Cancer research in IB3 – models, mice and microfluidics

I will briefly describe collaborative projects to develop new 3D bioprinted cancer models and to enrich and detect tumour DNA in blood samples from cancer patients. However, as these projects will be covered in other talks by their lead researchers, I will spend much of my seminar describing two projects which are currently being written up for publication, using genetically modified mouse models to define the functions of the PTEN tumour suppressor.

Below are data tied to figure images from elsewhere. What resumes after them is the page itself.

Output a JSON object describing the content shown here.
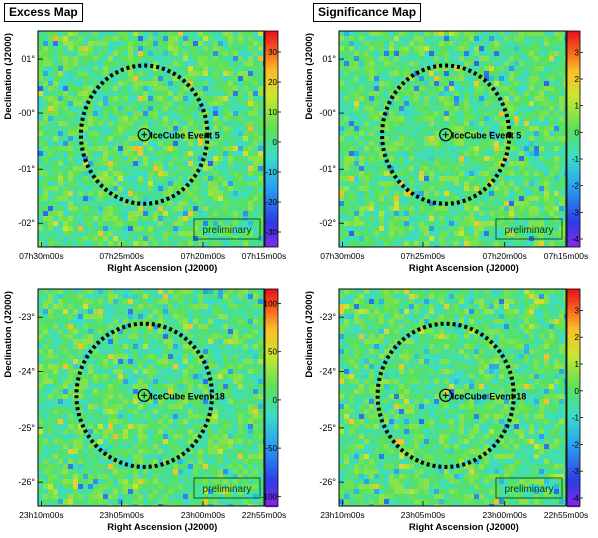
{
  "titles": {
    "left": "Excess Map",
    "right": "Significance Map"
  },
  "axis_labels": {
    "x": "Right Ascension (J2000)",
    "y": "Declination (J2000)"
  },
  "watermark": "preliminary",
  "chart_data": [
    {
      "type": "heatmap",
      "title": "Excess Map",
      "xlabel": "Right Ascension (J2000)",
      "ylabel": "Declination (J2000)",
      "source_label": "IceCube Event 5",
      "xticks": [
        "07h30m00s",
        "07h25m00s",
        "07h20m00s",
        "07h15m00s"
      ],
      "yticks": [
        "01°",
        "-00°",
        "-01°",
        "-02°"
      ],
      "colorbar_ticks": [
        "30",
        "20",
        "10",
        "0",
        "-10",
        "-20",
        "-30"
      ],
      "colorbar_range": [
        -35,
        37
      ]
    },
    {
      "type": "heatmap",
      "title": "Significance Map",
      "xlabel": "Right Ascension (J2000)",
      "ylabel": "Declination (J2000)",
      "source_label": "IceCube Event 5",
      "xticks": [
        "07h30m00s",
        "07h25m00s",
        "07h20m00s",
        "07h15m00s"
      ],
      "yticks": [
        "01°",
        "-00°",
        "-01°",
        "-02°"
      ],
      "colorbar_ticks": [
        "3",
        "2",
        "1",
        "0",
        "-1",
        "-2",
        "-3",
        "-4"
      ],
      "colorbar_range": [
        -4.3,
        3.8
      ]
    },
    {
      "type": "heatmap",
      "title": "Excess Map",
      "xlabel": "Right Ascension (J2000)",
      "ylabel": "Declination (J2000)",
      "source_label": "IceCube Event 18",
      "xticks": [
        "23h10m00s",
        "23h05m00s",
        "23h00m00s",
        "22h55m00s"
      ],
      "yticks": [
        "-23°",
        "-24°",
        "-25°",
        "-26°"
      ],
      "colorbar_ticks": [
        "100",
        "50",
        "0",
        "-50",
        "-100"
      ],
      "colorbar_range": [
        -110,
        115
      ]
    },
    {
      "type": "heatmap",
      "title": "Significance Map",
      "xlabel": "Right Ascension (J2000)",
      "ylabel": "Declination (J2000)",
      "source_label": "IceCube Event 18",
      "xticks": [
        "23h10m00s",
        "23h05m00s",
        "23h00m00s",
        "22h55m00s"
      ],
      "yticks": [
        "-23°",
        "-24°",
        "-25°",
        "-26°"
      ],
      "colorbar_ticks": [
        "3",
        "2",
        "1",
        "0",
        "-1",
        "-2",
        "-3",
        "-4"
      ],
      "colorbar_range": [
        -4.3,
        3.8
      ]
    }
  ]
}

Loss of function of the PTEN tumour suppressor is one of the most common events driving aggressive prostate cancers and biochemically, PTEN is a lipid phosphatase which opposes the activation of the oncogenic PI3K-AKT signalling network. However, PTEN also has additional potential mechanisms of action, including protein phosphatase activity, with uncertain significance in cancer. Having previously developed a mutant enzyme, PTEN Y138L, which selectively lacks protein phosphatase activity, here we have used genetically modified mice to remove either the full function of PTEN in the prostate gland or selectively to remove protein phosphatase activity. We found that prostate adenocarcinoma, elevated proliferation and activation of AKT were only frequently observed when PTEN was fully deleted. The phenotypes observed in mice carrying a single allele of either wild-type Pten or PtenY138L in the prostate were very similar to each other, with common prostatic intraepithelial neoplasia (PIN) and very similar changes in gene expression. However, the latter group, lacking PTEN protein phosphatase activity additionally showed evidence of lymphocyte invasion by histology and an increased immune cell gene expression signature. Comparison with other studies of gene expression changes caused by full loss of PTEN in the murine prostate identify a small number of genes (<50) which were significantly and consistently altered in studies of young (6-12 weeks of age) animals including Nkx3.1, Tnf and Cd44 as well as several recognised prostate cancer biomarkers. Our data show that the protein phosphatase activity of PTEN is not required for tumour suppression in the prostate. We provide further insight into tumour development in the prostate driven by loss of PTEN function and its correlation with the loss of PTEN lipid phosphatase activity and the activation of AKT.”